The governor is, however, a serial public blurter, context and potential consequences be damned. Exhibit A: in 2002, with 9/11’s wounds still raw and for no reason that made sense, Cuomo attacked then-Governor George Pataki’s post-terror-attack performance, describing Pataki as Rudy Giuliani’s coat-holder. The remark drove Cuomo from that year’s gubernatorial race and caused so much discord within the state Democratic Party that it might well have ended his career. Less momentous, but more typical, was Cuomo’s recent visit to a black church in Harlem, where he informed the congregation that Jews can’t dance, or his occasional observations that conservatives “have no place in New York.” Most likely, Cuomo was doing what all politicians do, some more artfully than others—pandering.
And pandering, while not held in high esteem, reveals a candidate’s values, associations, and aspirations. By playing up to the “America ain’t that great” crowd, Cuomo may well prosper within the rapidly radicalizing Democratic Party, but he’s also transmitting useful information to the rest of the electorate. For better or for worse, for example, his views on felons’ “rights”—he’s foursquare for them—are every bit as illuminating as his take on American greatness.

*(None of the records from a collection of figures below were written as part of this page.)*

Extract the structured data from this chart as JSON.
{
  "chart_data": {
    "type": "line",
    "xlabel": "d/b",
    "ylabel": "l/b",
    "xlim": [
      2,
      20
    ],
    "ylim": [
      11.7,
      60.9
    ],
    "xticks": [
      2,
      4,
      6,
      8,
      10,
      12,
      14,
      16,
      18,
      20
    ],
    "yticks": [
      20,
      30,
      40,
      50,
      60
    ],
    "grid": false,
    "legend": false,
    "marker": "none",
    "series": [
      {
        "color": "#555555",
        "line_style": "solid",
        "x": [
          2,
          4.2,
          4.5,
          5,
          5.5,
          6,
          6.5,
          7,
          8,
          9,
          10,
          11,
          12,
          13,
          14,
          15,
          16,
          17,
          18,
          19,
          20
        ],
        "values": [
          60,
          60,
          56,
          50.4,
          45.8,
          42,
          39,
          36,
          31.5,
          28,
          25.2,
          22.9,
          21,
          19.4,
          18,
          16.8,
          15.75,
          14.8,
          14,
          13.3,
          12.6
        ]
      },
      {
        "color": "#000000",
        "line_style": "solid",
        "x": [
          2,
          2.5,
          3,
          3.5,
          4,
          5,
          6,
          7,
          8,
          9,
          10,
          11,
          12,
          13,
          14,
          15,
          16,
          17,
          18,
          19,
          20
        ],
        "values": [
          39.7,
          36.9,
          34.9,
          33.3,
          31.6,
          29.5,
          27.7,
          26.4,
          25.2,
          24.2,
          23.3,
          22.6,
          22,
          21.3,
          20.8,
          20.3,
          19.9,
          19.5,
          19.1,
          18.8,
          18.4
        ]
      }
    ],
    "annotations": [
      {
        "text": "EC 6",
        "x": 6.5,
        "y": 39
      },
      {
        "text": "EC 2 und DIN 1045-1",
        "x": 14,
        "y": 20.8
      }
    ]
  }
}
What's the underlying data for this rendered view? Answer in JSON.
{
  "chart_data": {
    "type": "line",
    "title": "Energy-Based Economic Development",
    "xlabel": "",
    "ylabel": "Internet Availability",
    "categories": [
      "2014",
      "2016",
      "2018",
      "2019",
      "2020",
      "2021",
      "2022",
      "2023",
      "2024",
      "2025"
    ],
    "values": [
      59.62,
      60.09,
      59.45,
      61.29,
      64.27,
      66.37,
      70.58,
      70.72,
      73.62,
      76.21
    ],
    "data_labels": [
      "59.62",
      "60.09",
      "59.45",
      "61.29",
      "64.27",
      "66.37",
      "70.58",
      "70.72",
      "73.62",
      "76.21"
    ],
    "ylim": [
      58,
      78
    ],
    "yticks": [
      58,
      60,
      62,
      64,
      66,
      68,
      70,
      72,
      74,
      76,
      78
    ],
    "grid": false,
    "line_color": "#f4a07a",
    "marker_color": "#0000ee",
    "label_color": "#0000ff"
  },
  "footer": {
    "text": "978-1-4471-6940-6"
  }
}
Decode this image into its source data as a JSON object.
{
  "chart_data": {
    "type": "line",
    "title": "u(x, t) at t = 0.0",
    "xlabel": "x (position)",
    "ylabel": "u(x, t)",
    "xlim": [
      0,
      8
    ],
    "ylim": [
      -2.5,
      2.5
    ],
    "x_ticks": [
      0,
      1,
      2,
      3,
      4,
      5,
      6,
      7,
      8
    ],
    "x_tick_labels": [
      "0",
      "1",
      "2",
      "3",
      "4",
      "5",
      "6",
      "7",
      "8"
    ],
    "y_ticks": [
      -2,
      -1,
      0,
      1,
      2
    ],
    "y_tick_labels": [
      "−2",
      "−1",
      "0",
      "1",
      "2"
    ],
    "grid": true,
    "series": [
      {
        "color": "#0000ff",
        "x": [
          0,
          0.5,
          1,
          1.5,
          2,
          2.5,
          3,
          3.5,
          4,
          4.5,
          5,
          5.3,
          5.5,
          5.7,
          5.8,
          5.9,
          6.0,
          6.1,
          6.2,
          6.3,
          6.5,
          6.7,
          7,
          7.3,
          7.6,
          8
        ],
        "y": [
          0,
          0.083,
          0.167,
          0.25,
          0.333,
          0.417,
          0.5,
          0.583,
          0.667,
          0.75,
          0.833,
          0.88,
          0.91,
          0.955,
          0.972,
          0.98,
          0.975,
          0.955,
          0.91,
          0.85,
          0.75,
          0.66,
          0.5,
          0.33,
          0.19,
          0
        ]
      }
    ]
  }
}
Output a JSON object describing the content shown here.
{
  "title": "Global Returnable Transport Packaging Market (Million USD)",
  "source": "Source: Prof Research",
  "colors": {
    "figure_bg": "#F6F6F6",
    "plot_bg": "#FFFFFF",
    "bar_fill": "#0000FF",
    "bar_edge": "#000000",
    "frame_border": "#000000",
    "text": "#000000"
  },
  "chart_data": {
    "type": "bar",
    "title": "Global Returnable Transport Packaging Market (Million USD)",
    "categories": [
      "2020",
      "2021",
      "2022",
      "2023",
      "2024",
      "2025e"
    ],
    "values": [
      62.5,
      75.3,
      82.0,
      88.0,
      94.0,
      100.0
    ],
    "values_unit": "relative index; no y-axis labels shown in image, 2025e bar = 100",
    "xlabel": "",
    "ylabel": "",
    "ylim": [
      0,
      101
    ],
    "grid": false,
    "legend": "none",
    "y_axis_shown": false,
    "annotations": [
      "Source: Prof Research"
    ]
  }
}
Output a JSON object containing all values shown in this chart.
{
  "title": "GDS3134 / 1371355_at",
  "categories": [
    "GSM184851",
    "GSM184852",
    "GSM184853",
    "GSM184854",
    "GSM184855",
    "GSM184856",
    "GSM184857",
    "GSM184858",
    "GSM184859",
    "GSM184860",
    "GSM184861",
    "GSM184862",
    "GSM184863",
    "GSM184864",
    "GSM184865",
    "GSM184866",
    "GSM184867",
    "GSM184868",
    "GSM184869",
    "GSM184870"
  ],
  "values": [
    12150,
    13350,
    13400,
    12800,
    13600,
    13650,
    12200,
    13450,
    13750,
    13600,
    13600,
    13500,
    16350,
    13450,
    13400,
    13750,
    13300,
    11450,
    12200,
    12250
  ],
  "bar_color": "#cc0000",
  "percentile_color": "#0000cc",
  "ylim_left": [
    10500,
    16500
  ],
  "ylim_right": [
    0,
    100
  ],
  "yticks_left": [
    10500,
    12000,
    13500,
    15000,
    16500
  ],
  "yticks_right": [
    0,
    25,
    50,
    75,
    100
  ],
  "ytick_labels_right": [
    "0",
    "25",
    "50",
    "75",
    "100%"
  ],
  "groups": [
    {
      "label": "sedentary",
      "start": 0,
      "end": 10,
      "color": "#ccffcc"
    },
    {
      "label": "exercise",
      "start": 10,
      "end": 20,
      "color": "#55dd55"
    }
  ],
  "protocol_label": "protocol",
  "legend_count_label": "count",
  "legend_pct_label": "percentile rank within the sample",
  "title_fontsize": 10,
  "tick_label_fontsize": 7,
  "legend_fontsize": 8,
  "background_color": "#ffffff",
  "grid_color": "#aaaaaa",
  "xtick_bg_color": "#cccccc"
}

Sincerity is another matter. It’s hard to imagine that someone who has so often praised America for its singularly nurturing acceptance of legal immigrants, his grandparents Andrea and Immaculata Cuomo among them, believes that the nation “was never that great.” Which raises a question: How much self-abasement is a candidate riding at over 60 percent in the polls willing to exhibit in exchange for just a few more votes? In the end, it’s all about character.